Just when you thought it was safe to take out your wallet, here comes Trudeau with another tax.
First it was the internet tax. Then we learned about their plan for a health tax. Now to pay for Trudeau’s out-of-control deficit spending, he wants to bring in a tax on soft drinks.
They will try to dress this up as a way to “combat obesity” but we know that’s just another Liberal lie. “Combating obesity” is just the latest Liberal buzz-word to justify a bigger nanny state.
This soft drink tax is being pushed by the largest promoter of big government, the United Nations.
“…the United Nations health agency called on governments to slap an excise tax on sugar-sweetened beverages such as soda, fruit drinks, sports drinks, energy and vitamin water drinks, sweetened iced tea and lemonade”
Notice what is missing from that list? Big surprise, the latte-sipping liberal elites left Starbucks Lattes off the list. Many of the most popular drinks at Starbucks contain more sugar per milliliter then Coke or Pepsi. Drinks favored by the wealthy elite get a pass but the popular drinks loved by regular Canadians get taxed.
Soft Drink Taxes Have Unintended Consequences
Taxing soft drinks can have unintended consequences. Denmark had a soft drink tax from 1930 to 2013. They repealed it and a fat tax because consumers simply went to Germany or Sweden to stock up on soda.
In a report by the U.K based Institute for Fiscal Studies on a proposed soft drink tax in Great Britain they note that taxing soft drinks shifts consumers to buy alternatives beverages containing fat.
A soft drink tax might help the bottom line for Starbucks and Corona but it won’t do anything for the waistlines of Canadians.
Let the Market Decide
Canadians don’t need Trudeau to tell them what to eat and drink.
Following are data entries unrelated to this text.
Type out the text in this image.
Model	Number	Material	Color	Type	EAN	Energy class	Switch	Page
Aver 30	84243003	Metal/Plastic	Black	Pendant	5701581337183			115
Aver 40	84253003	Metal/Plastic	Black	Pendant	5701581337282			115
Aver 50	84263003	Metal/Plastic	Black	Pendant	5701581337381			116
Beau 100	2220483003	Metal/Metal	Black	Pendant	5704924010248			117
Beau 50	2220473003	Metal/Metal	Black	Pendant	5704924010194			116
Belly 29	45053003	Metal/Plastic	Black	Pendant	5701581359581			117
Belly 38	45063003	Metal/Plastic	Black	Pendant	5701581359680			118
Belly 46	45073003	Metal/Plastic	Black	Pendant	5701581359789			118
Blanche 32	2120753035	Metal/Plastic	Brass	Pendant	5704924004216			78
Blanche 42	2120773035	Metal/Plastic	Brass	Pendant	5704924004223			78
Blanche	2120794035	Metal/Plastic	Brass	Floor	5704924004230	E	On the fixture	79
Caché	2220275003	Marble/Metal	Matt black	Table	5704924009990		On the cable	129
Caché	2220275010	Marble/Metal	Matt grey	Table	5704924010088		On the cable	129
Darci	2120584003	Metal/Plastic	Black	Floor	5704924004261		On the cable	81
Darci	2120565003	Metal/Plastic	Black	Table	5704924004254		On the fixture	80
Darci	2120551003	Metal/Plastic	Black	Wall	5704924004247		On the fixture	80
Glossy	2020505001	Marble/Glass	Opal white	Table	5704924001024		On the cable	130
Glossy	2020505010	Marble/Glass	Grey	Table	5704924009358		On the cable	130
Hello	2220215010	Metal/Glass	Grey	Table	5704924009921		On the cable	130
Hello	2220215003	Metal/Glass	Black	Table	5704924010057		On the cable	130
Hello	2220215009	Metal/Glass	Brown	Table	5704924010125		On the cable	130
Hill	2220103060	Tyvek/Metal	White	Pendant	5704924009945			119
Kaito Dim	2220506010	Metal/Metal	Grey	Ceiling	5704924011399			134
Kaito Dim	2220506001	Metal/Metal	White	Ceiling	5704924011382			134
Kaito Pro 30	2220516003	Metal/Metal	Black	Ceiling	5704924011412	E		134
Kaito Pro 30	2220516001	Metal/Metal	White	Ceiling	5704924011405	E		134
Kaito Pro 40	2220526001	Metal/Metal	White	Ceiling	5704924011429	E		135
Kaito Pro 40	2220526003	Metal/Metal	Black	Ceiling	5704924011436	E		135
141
If we had a government that actually trusted individuals to make their own decisions Trudeau might be surprised to learn we can manage our diets just fine.
Sales of soft drinks in Canada have been declining by 4% per year for the last ten years. In 2006 the average Canadian consumed 104 liters of pop per year. By 2014 that number had dropped to 65 liters per year. That is at the same time as prices for soft drinks have gone down.
Canadians are already choosing to drink healthier drinks. Soft drinks are just Trudeau’s latest target for taxation to pay for his out of control spending.